Los errores que más daño hacen en invierno
El primer error es el más común: confundir una falsa brumación con un descanso sano. Esto pasa cuando la tortuga está demasiado fría para comer, pero no lo bastante fría como para que su metabolismo se reduzca de verdad. El resultado es peligroso porque el animal no se alimenta ni digiere bien y puede ir perdiendo reservas poco a poco.
- Dejarla en un rincón frío de casa pensando que “así hiberna sola”.
- Forzar el proceso en una tortuga enferma, muy joven o recién llegada.
- Mantener temperaturas inestables, con subidas y bajadas bruscas.
- Hacerlo al aire libre sin protección frente a humedad excesiva, depredadores o heladas.
- No controlar el peso, que es la forma más rápida de detectar que algo no va bien.
Yo también desconfiaría de cualquier consejo que trate la brumación como una receta universal. No lo es. Lo que funciona para una especie mediterránea sana puede ser un error serio en una tortuga tropical o en un animal que ya llega al invierno debilitado.
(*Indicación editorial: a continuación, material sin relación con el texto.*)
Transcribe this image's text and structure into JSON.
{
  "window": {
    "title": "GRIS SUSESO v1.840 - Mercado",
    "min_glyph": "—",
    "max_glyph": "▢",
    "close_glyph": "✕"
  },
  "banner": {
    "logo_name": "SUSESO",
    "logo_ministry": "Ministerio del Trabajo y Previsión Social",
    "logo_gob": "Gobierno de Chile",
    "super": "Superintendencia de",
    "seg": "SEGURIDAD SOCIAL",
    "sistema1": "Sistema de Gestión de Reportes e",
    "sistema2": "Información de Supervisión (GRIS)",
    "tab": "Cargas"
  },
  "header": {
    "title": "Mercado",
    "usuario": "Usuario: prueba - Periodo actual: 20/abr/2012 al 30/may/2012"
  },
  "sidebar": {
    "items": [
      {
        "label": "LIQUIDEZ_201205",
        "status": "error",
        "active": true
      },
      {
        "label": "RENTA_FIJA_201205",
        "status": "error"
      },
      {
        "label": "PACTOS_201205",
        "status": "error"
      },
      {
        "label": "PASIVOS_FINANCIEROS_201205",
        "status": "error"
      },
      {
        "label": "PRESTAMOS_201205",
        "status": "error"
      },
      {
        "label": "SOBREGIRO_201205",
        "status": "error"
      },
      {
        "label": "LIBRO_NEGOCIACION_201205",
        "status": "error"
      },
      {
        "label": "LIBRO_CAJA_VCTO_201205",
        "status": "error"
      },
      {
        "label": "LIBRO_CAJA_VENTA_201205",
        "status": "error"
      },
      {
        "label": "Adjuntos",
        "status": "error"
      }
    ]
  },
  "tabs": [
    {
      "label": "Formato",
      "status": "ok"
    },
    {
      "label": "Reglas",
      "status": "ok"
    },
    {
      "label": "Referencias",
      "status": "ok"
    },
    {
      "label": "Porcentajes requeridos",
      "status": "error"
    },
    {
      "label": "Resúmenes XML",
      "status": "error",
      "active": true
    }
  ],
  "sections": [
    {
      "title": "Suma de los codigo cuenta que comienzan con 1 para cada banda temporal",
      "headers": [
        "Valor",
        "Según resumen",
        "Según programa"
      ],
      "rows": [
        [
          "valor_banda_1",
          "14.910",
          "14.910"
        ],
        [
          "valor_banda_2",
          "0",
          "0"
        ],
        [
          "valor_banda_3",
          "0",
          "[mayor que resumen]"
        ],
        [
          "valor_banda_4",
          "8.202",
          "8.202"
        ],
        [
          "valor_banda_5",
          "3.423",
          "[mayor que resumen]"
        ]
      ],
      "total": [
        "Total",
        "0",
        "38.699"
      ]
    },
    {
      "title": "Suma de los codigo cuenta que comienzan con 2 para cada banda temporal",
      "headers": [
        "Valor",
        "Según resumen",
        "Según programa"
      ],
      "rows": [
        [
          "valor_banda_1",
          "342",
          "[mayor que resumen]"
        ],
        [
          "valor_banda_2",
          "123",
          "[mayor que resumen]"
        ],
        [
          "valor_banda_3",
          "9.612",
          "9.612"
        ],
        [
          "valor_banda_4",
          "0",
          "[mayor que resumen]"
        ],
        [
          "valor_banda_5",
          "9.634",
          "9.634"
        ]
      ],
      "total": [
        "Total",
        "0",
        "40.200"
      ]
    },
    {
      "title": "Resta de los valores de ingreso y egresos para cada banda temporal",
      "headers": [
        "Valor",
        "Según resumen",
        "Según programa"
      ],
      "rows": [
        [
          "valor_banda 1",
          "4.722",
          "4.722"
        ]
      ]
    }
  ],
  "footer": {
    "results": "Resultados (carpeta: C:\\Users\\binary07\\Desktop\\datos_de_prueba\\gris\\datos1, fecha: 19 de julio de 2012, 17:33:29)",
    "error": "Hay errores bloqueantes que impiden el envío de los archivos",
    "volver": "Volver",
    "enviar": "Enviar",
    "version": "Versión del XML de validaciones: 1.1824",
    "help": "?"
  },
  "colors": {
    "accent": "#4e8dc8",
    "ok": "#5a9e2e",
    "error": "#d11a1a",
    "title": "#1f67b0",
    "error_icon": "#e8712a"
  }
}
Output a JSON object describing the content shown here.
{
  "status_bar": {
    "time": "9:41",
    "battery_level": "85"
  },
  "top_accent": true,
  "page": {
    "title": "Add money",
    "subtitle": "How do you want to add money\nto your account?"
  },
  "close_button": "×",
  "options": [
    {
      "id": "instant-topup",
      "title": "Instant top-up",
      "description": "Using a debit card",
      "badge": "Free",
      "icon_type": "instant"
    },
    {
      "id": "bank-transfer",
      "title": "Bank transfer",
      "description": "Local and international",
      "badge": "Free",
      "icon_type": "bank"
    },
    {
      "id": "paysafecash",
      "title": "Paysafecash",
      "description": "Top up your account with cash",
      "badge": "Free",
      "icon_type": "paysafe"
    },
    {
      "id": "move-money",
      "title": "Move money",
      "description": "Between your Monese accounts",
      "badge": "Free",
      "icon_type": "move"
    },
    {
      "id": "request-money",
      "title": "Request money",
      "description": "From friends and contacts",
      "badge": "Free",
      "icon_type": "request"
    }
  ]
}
Con ese orden de prioridades, el invierno deja de ser una lotería y pasa a ser un periodo controlado.
La regla práctica que yo seguiría antes de tocar el termostato
Si tuviera que resumirlo en una sola idea, sería esta: primero identifico la especie y su estado de salud, después decido si corresponde brumación, y solo al final ajusto temperatura y manejo. Ese orden evita la mayoría de errores que veo en invierno, sobre todo con tortugas jóvenes o con animales que han pasado meses en interior sin el fotoperiodo adecuado.
Para un aficionado en España, la mejor decisión casi nunca es improvisar. Si la tortuga es un animal silvestre, la prioridad es respetar su ciclo natural; si es una mascota, la prioridad es que el invierno no esconda una enfermedad. Entre una cosa y otra hay un margen amplio, y ahí es donde una revisión veterinaria marca la diferencia.
Cuando se entiende bien este ciclo, la tortuga deja de parecer un animal “caprichoso” en invierno y se ve como lo que es: una especie con una fisiología muy concreta, que necesita frío, sí, pero nunca a ciegas.